数据集
使用宝可梦精灵的图片数据集。数据集地址:
- 链接:https://pan.baidu.com/s/1zDERMsV1AvwfZudhuae6Ew
- 提取码:rs4h
数据集中的每一类别的图片放在一个文件夹中 数据集共包含5个类别的图片,我们取每个文件夹(类别):
- 前60%做训练集
- 60%~80%做验证集
- 80%~100%做测试集
数据集处理
'''
load图片数据集
'''
import torch
import os, glob
import random, csv
from torch.utils.data import Dataset, DataLoader
from torchvision import transforms
from PIL import Image
class Pokemon(Dataset):
def __init__(self, root, resize, mode):
'''
:param root: 数据集目录
:param resize: 图片的输出size
:param mode: train/val/test
'''
super(Pokemon, self).__init__()
self.root = root
self.resize = resize
self.name2label = {}
for name in sorted(os.listdir(os.path.join(root))):
if not os.path.isdir(os.path.join(root, name)):
continue
self.name2label[name] = len(self.name2label.keys())
'''读入图片数据集'''
self.images, self.labels = self.load_csv('images.csv')
'''划分train、val、test集'''
if mode=='train':
self.images = self.images[:int(0.6*len(self.images))]
self.labels = self.labels[:int(0.6*len(self.labels))]
elif mode=='val':
self.images = self.images[int(0.6*len(self.images)):int(0.8*len(self.images))]

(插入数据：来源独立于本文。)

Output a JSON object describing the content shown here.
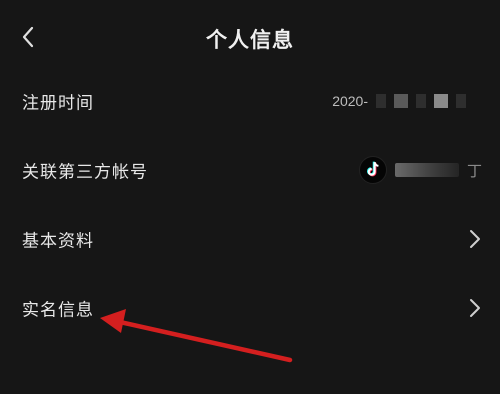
{
  "header": {
    "title": "个人信息"
  },
  "rows": [
    {
      "label": "注册时间",
      "value": "2020-"
    },
    {
      "label": "关联第三方帐号",
      "value_suffix": "丁"
    },
    {
      "label": "基本资料"
    },
    {
      "label": "实名信息"
    }
  ],
  "colors": {
    "background": "#161616",
    "text": "#e6e6e6",
    "annotation_arrow": "#d41f1f"
  },
  "icons": {
    "back": "chevron-left-icon",
    "tiktok": "tiktok-logo-icon",
    "forward": "chevron-right-icon"
  }
}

self.labels = self.labels[int(0.6*len(self.labels)):int(0.8*len(self.labels))]
else:
self.images = self.images[int(0.8*len(self.images)):]
self.labels = self.labels[int(0.8*len(self.labels)):]
def load_csv(self, filename):
'''
一次加载进所有图片可能会造成内存不够用,因此我们可以把图片保存到一个csv文件
:param filename:保存的文件名
:return:
'''
if not os.path.exists(os.path.join(self.root, filename)):
'''把所有的文件放到一个list中去。文件的class可以通过路径名来判定'''
images = []
for name in self.name2label.keys():
images += glob.glob(os.path.join(self.root, name, '*.png'))
images += glob.glob(os.path.join(self.root, name, '*.jpg'))
images += glob.glob(os.path.join(self.root, name, '*.jpeg'))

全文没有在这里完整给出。